At least we spectators had some choice about where to sit and were allowed to wear overcoats and scarves.  The players are more limited in their choices and were paying the price for the move away from traditional flannels and sweaters towards featherlight shirts and jumpers apparently made out of the material used to make disposable nappies.  In similar circumstances ‘Ticker’ Mitchell is said to have worn his pyjamas under two pairs of flannels; the problem for today’s players is that their one-day ‘flannels’ are essentially pyjamas in the first place.  Most seemed to be attempting to ward off the cold by adopting the fashionable ‘layering’ approach, accessorised with wooly hats.

The chaps who really drew the short straw were the bowlers forced to bowl into the Force 8 from the Urals at the Bennett End, who included two of the more interesting recent entrants on the County scene.  Luke Fletcher was appearing for Notts in what was essentially a 2nd team (or, as more than one wag in the Fox Bar put it, their homegrown XI).  He hails from Bulwell, once a mining area, now known for resistance to the destruction of the Bulwell Bogs, having the lowest percentage of pupils who progress to Higher Education in the UK and some lurid gangland slayings.  According to ‘The Don’, The Cricketer‘s Man In The Know on the County circuit, he is ‘a decent prospect, but word is he likes a few beers’ and tough-talking Outlaws’ boss Mick Newell was quoted as saying in the Cricket Paper that he needs to realise that playing cricket is a career and ‘not just a hobby‘.  I think the ghosts of Mordecai Sherwin and Tom Wass would recognise a kindred spirit and be wishing him well (and I rather hope that my original prediction that he’ll end up playing for Leicestershire comes true).

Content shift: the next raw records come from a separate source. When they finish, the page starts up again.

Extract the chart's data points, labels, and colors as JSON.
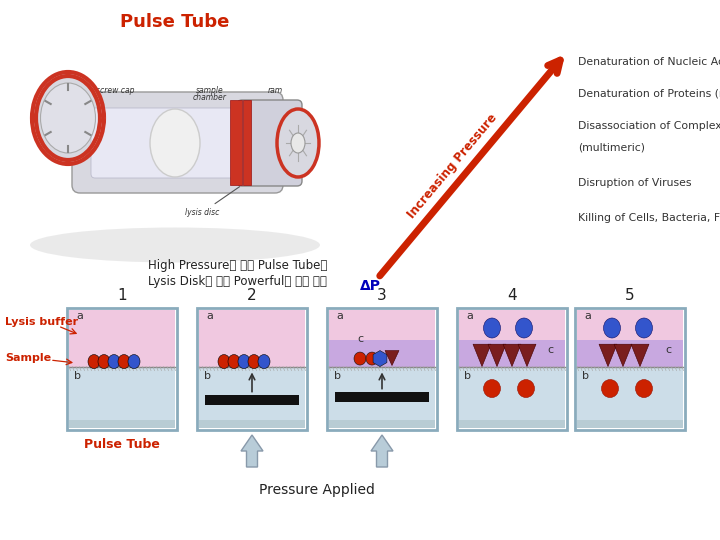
{
  "title": "Pulse Tube",
  "bg_color": "#ffffff",
  "arrow_color": "#cc2200",
  "arrow_label": "Increasing Pressure",
  "arrow_label_color": "#cc2200",
  "delta_p_label": "ΔP",
  "delta_p_color": "#0000bb",
  "pressure_labels": [
    "Denaturation of Nucleic Acids",
    "Denaturation of Proteins (monomeric)",
    "Disassociation of Complex Structures",
    "(multimeric)",
    "Disruption of Viruses",
    "Killing of Cells, Bacteria, Fungi"
  ],
  "pressure_label_color": "#333333",
  "korean_text1": "High Pressure에 의한 Pulse Tube의",
  "korean_text2": "Lysis Disk를 통한 Powerful한 시료 파쉬",
  "step_labels": [
    "1",
    "2",
    "3",
    "4",
    "5"
  ],
  "lysis_buffer_label": "Lysis buffer",
  "sample_label": "Sample",
  "pulse_tube_label": "Pulse Tube",
  "pressure_applied_label": "Pressure Applied",
  "tube_border_color": "#8aabbc",
  "tube_bg_a_pink": "#f0c8e0",
  "tube_bg_b_blue": "#ccdde8",
  "tube_bg_purple": "#c8a8e0",
  "tube_bg_gray": "#b8ccd4",
  "tube_bar_color": "#111111",
  "red_color": "#cc2200",
  "blue_color": "#3355cc",
  "dark_red": "#7a1e1e",
  "label_color": "#cc2200",
  "membrane_color": "#888888",
  "arrow_up_color": "#b8ccd8"
}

Having said that, he clearly isn’t the player of Mickey Arthur’s dreams.  I imagine his morning Wellness Report would read something like ‘A bit rough, to be fair‘, it sometimes seemed touch and go whether he’d reach the end of his run up without stopping for a rest and it wasn’t clear whether he was overdoing the layering or whether he always looks like this:

Luke Fletcher

I shall follow his career with interest.

His oppo in the Leicestershire attack and the brotherhood of the into-the-winders was another character who has appeared before in this chronicle – Ollie ‘the Rutland Rocket‘ Freckingham.  A late entrant on the County scene at 24, he made his name as the fastest bowler in the Everards’ League, has been Rutland’s Champion Golfer for several years running, apparently still uses linseed oil on his bat and is – I suspect – A Bloody Good Bloke.  He could hurry up not a few batsmen in Division 2 and – at the very least – might encourage Nathan Buck to look to his laurels as the Foxes’ strike bowler.

The match itself was one of those peculiar affairs where more than eleven players are allowed to play (Leicestershire were announced as ‘Leicestershire with Robbie Williams’), batsmen can retire and I rather thought that Nottinghamshire were so keen to get off the pitch and into the warm that they were resorting to Declaration Bowling in what was a 40 over match.  In any case it was pretty rank and Leicestershire quickly knocked off an unassailable 328-3 with some mighty IPL-style smiting into the Cricketers pub from Mike Thornely.  Nottinghamshire, predictably, were unable to assail our unassailable total and we won by 63 runs.

By the way, this might be – and probably is – the effect of the unexpected sunlight and the generally Feelgood Vibe around the ground, but I have a tentative feeling that good (or at least better) times are just around the corner at Grace Road.  But, as always, we shall have to wait and see.